India’s shrimp industry has been built almost entirely around export. The infrastructure, the certification frameworks, the cold chain investment, and the processing capacity have all been calibrated for international buyers — primarily in the US, EU, Japan, and Southeast Asia. Domestic retail has been, at best, an afterthought.

The contrast with cashews is stark. India is the world’s largest consumer of cashew nuts, with a very high proportion of both domestically produced and imported cashews being sold within the country. The cashew industry built a domestic market. The shrimp industry, with equivalent or superior product advantages, largely did not.

PART THREE

Unlocking Future Growth — The Policy and Market Agenda

The domestic shrimp market is projected to reach $22.7 billion by 2033 — and that projection assumes no significant promotional intervention. With deliberate policy support, market development investment, and structural reform, the ceiling is substantially higher. The question is not whether the opportunity exists. It is whether the will to seize it does.

The Policy Levers That Matter

Agricultural integration: Integrating aquaculture into the broader agricultural framework would give shrimp farmers access to the subsidies, insurance mechanisms, and regulatory protections currently available to land-based agriculture — dramatically improving production economics and farmer resilience.

Tax reform: Reducing the GST on frozen shrimp from 5% to zero would directly improve affordability at the retail level, reducing one of the structural barriers to mainstream domestic consumption.

Domestic promotion: A sustained, well-funded campaign positioning shrimp around its nutritional credentials — protein density, Omega-3 content, micronutrient profile, and low carbon footprint — would begin to close the awareness gap that currently suppresses demand in non-coastal markets.

Tariff war mitigation: Building a robust domestic market provides India’s shrimp industry with structural insulation against global trade disruptions, export bans, and tariff volatility — risks that an exclusively export-oriented industry is permanently exposed to.

India does not need to choose between being a world-class shrimp exporter and building a world-class domestic shrimp market. But it does need to start treating the domestic market as a strategic priority — not an afterthought.

The Opportunity in Plain Terms

The comparison between shrimp and cashew nuts is ultimately a comparison between two industries that started with similar raw advantages — strong production base, significant domestic consumer potential, export credibility — and made different strategic choices about where to focus. Cashews built a domestic market. Shrimp exported everything it could.
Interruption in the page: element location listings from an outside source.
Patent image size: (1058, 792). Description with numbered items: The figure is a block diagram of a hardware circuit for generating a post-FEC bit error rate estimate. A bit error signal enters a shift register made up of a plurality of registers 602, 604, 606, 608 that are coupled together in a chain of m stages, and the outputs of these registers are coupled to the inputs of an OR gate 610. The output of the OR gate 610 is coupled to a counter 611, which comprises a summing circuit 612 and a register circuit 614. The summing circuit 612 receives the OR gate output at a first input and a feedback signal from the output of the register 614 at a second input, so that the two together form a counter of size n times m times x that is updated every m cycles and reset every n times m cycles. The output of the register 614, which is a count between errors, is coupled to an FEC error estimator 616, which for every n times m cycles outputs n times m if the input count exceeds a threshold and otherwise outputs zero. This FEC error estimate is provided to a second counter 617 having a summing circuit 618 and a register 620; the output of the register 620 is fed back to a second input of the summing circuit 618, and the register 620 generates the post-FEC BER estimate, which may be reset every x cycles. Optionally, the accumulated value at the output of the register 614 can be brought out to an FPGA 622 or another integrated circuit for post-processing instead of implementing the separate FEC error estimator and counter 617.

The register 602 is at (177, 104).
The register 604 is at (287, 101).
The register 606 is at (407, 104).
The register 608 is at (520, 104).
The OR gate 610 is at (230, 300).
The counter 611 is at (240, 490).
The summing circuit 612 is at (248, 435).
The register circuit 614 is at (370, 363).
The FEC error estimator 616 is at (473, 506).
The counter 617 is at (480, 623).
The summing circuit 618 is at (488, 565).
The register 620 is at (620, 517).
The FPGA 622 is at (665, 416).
The nutritional data favours shrimp. The carbon footprint favours shrimp. The price-to-protein ratio favours shrimp. The demographic profile of Indian consumers — 72% non-vegetarian, increasingly health-conscious, increasingly urban — favours shrimp. What has not yet favoured shrimp is the deliberate, sustained, policy-backed market development effort that would translate those advantages into domestic consumption at scale.